As I got stronger I'd go visit my ex-husband's website to see what he was up to. I downloaded photos of him and his new beloved and sat with them, sending love. I walked towards the edge of my discomfort, leaning into it so I could stretch into this new reality, but being careful not to re-traumatize myself. Some days an Facebook post could leave me in a puddle, some days I found myself smiling when a friend mentioned his name. 

I celebrated the day when I received an email from someone saying, "Sorry about Raven ... thought you two were "the match." I smiled, feeling my love and appreciation for Raven and our relationship, and for all the people we touched in our years together teaching and being a couple. Then I smiled bigger, realizing I was happy, and a reminder of the past was no longer a knife of loss but now brought up love in my being. Yay! Happy dance! 

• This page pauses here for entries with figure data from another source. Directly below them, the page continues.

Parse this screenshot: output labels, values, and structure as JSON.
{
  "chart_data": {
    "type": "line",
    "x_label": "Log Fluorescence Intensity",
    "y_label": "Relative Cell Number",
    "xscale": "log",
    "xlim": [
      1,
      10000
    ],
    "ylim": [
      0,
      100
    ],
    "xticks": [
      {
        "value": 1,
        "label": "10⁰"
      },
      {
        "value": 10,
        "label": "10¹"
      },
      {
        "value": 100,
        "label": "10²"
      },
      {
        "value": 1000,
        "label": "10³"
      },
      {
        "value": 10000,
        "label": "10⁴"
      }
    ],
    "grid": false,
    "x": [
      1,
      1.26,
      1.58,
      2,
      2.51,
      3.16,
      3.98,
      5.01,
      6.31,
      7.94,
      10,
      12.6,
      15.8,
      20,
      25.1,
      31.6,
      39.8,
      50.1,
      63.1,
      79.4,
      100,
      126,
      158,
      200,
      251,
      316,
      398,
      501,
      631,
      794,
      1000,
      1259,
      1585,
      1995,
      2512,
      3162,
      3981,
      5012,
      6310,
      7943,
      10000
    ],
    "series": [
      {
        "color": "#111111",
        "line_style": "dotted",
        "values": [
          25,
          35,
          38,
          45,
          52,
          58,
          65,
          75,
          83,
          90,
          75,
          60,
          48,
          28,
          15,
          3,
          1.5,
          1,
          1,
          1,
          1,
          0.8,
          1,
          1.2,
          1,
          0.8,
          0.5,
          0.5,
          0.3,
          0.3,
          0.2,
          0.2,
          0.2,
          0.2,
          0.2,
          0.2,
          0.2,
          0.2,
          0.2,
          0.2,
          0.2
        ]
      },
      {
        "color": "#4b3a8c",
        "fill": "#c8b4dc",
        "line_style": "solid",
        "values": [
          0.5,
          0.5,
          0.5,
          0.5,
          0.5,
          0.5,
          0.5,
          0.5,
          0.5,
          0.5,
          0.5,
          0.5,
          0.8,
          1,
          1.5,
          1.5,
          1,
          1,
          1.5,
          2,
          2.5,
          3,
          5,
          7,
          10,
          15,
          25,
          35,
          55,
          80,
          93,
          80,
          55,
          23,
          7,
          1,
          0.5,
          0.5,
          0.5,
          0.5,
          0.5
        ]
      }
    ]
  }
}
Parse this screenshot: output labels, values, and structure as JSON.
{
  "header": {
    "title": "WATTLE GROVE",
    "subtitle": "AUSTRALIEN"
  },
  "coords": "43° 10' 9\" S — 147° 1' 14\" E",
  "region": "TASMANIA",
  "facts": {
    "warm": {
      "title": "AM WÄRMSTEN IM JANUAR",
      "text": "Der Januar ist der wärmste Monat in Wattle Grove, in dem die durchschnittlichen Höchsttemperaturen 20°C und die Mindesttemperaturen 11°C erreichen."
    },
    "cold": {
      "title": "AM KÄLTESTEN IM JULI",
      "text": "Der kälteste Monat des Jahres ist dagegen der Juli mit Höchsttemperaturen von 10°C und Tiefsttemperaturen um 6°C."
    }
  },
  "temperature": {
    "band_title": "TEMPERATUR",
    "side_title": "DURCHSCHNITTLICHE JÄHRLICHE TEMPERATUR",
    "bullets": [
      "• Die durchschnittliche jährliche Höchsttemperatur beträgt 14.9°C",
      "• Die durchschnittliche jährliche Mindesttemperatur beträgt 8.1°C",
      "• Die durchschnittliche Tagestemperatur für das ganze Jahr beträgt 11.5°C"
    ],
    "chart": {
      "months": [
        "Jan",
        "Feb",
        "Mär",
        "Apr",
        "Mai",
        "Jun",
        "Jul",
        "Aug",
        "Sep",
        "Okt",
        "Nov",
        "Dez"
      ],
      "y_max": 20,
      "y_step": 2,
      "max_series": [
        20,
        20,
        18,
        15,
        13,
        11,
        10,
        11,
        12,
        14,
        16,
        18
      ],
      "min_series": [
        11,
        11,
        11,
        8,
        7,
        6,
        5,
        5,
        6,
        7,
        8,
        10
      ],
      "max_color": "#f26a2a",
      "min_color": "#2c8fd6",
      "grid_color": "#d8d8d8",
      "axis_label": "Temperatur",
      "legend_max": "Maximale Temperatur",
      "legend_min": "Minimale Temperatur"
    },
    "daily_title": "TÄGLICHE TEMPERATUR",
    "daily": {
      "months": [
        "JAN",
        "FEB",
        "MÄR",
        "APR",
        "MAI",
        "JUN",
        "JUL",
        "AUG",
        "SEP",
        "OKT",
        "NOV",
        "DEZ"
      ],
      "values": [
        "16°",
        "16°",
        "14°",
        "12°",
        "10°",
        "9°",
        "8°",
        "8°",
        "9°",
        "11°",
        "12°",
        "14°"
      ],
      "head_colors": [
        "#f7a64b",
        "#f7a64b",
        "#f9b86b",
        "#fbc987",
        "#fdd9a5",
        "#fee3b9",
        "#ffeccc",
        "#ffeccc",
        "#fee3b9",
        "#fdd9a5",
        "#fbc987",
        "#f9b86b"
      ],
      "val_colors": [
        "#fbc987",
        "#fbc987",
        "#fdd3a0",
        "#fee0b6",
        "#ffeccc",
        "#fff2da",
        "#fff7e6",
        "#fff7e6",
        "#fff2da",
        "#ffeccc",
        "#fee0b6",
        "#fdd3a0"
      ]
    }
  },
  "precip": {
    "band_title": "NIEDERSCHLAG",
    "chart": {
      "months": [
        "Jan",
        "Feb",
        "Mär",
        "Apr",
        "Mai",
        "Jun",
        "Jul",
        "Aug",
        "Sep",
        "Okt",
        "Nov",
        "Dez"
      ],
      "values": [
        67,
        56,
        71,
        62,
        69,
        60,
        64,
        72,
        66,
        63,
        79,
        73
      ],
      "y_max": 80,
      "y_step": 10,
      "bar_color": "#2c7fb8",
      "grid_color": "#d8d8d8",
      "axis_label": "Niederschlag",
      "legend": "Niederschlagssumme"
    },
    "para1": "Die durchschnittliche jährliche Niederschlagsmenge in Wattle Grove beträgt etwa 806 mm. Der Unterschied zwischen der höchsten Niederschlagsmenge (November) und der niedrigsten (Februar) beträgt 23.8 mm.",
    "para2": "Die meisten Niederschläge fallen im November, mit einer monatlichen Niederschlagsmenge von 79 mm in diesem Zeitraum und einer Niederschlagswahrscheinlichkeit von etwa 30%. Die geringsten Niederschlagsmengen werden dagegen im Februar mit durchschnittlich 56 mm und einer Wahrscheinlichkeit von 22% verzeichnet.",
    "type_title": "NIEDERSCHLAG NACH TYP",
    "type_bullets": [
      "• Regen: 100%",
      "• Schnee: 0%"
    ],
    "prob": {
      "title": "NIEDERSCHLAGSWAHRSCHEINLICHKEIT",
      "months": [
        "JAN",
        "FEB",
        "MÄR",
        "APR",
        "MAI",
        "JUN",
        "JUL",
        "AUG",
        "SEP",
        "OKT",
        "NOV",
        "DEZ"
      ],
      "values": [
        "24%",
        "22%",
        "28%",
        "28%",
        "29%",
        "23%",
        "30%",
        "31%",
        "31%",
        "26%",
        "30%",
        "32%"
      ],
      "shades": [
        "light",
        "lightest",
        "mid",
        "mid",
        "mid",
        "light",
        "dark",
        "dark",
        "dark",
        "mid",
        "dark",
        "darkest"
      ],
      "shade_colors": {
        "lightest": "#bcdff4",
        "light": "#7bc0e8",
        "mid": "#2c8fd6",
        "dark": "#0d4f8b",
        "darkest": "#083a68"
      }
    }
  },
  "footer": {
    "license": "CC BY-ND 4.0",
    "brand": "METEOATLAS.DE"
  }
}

In this past year I've learned so much about attachment and learning how to release, but also about the beautiful strength of intertwined lives, and how long it can take to unweave the energetic threads. I've learned that sometimes no matter how much I might crave reconciliation, talking things out, cleaning the past with someone else, it doesn't always look like I wish it would. And how it seems each place I visit or friend I see for the first time without Raven there is a little healing, a letting go that happens, more space that is opened up in my being. At first it is tender, sometimes the grief comes back again, sometimes I just feel a whisper of "we once loved each other passionately and fully here." Yesterday was the anniversary of our marriage, this week is a ten-year cycle of when we first came to the firewalk training together, and left glowing in love to have a hand fasting celebration with our community in Berkeley. I honor these memories. I honor the immense love we once shared. I honor that I have immense love to share, and that I can let it overflow to everyone I meet. And now I can also honor the closing of our relationship, a new cycle opening. I can honor the choices we both made. I can honor that nothing stays the same, that death brings new life, always, when we let the past go.

Writing this is bringing tears to my eyes, not because I wish our marriage had not ended, but because I miss my friend. And I know that friend lives in my heart, always. Nothing can take that away. 

None of us are immune to loss on this human dance. We humans are so tender, and so resilient. So fragile and vulnerable, and so wicked strong. My prayers is that everyone who is in a time of transition, of life change, or loss, may dive deep to discover the calm waters beneath the turbulence, but also to learn to let life ravish us open, to let the waters of transformation crash through us, to surrender to the river of life. May we find peace and know the beauty of still spirit ocean in our core as we learn to surf the waves of death and rebirth, death and rebirth.